The year is 885, and England is at peace, divided between the Danish kingdom to the north and the Saxon kingdom of Wessex in the south. Uhtred, the dispossessed son of a Northumbrian lord—warrior by instinct, Viking by nature—has finally settled down. He has land, a wife, and two children, and a duty given to him by King Alfred to hold the frontier on the Thames. But then trouble stirs: a dead man has risen, and new Vikings have arrived to occupy the decayed Roman city of London. Their dream is to conquer Wessex, and to do it they need Uhtred’s help.
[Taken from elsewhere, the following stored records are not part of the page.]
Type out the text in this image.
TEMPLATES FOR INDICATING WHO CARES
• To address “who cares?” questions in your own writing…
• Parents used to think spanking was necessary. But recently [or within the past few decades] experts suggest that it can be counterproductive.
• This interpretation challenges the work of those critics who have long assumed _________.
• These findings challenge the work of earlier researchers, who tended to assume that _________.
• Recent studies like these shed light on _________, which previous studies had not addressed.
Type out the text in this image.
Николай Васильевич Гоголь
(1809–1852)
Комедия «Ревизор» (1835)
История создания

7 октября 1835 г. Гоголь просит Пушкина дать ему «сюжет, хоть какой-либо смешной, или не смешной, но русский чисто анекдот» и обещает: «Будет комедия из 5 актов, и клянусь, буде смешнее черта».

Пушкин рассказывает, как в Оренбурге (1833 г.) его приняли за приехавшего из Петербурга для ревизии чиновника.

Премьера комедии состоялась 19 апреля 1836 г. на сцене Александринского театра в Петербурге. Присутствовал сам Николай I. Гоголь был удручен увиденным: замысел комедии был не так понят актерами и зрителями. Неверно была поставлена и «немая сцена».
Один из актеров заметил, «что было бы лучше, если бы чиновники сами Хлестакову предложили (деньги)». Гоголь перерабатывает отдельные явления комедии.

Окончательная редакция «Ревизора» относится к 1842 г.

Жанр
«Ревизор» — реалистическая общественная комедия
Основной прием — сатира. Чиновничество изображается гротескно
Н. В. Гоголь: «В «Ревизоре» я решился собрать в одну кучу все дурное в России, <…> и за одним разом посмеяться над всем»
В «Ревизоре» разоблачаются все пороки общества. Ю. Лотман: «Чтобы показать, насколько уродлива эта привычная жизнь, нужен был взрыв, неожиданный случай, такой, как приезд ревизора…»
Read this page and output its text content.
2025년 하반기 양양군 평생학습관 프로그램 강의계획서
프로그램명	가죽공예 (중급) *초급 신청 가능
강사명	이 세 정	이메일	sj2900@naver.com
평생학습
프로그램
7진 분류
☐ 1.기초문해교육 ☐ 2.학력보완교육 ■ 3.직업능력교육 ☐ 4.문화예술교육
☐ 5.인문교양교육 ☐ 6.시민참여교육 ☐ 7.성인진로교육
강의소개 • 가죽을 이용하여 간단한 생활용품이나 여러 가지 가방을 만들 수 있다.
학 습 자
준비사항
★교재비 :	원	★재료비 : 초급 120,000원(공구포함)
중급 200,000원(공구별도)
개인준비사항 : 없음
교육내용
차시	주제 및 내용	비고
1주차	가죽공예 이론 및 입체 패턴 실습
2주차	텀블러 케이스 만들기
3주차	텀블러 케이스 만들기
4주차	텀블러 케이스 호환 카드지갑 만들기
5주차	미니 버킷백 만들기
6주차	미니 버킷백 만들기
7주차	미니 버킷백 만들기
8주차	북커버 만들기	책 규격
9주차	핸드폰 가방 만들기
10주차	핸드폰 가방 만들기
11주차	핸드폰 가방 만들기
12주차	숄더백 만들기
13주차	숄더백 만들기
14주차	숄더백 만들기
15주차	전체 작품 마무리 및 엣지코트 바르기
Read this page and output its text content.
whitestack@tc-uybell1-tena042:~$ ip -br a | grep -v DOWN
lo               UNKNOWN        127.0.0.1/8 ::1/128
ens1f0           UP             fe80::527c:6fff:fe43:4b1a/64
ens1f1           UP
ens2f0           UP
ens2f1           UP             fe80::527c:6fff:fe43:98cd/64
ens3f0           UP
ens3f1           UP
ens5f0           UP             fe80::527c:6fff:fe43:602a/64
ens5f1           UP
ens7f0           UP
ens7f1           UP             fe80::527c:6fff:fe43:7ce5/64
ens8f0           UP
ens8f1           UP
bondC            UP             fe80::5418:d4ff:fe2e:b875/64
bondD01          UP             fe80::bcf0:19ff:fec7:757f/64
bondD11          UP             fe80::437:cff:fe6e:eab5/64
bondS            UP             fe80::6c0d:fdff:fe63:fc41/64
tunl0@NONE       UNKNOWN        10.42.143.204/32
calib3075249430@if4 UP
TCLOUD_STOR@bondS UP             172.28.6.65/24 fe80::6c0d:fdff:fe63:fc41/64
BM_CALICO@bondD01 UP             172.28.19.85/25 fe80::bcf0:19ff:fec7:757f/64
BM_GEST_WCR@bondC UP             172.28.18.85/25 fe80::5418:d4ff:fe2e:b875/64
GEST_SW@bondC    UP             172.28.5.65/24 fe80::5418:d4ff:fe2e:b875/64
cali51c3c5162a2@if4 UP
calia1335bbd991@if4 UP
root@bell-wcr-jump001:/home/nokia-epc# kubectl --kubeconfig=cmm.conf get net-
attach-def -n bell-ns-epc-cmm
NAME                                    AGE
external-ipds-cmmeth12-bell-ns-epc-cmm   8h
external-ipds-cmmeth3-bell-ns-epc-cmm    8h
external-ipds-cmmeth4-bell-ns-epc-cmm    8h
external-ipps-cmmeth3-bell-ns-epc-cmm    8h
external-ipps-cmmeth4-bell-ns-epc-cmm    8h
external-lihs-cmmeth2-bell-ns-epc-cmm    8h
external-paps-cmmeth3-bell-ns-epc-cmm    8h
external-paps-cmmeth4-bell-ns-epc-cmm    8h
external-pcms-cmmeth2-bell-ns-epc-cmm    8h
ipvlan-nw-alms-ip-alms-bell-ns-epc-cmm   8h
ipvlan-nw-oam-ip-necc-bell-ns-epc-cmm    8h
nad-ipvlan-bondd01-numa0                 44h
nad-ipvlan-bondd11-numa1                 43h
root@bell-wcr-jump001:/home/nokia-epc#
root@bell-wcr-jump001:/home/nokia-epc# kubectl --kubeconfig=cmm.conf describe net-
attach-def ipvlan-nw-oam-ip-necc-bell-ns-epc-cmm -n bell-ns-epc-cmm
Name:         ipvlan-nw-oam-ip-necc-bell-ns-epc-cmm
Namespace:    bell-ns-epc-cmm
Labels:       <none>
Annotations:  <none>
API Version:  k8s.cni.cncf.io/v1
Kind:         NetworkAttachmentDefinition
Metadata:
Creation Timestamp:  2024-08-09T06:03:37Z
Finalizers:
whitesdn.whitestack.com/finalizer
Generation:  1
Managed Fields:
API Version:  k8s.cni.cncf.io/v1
Alfred has other ideas. He wants Uhtred to expel the Viking raiders from London. Uhtred must weigh his oath to the king against the dangerous turning tide of shifting allegiances and deadly power struggles. And other storm clouds are gathering: Ætheleflæd—Alfred’s daughter—is newly married, but by a cruel twist of fate, her very existence now threatens Alfred’s kingdom. It is Uhtred—half Saxon, half Dane—whose uncertain loyalties must now decide England’s future.
A gripping story of love, deceit, and violence, Sword Song is set in an England of tremendous turmoil and strife—yet one galvanized by the hope that Alfred may prove an enduring force. Uhtred, his lord of war and greatest warrior, has become his sword—a man feared and respected the length and breadth of Britain.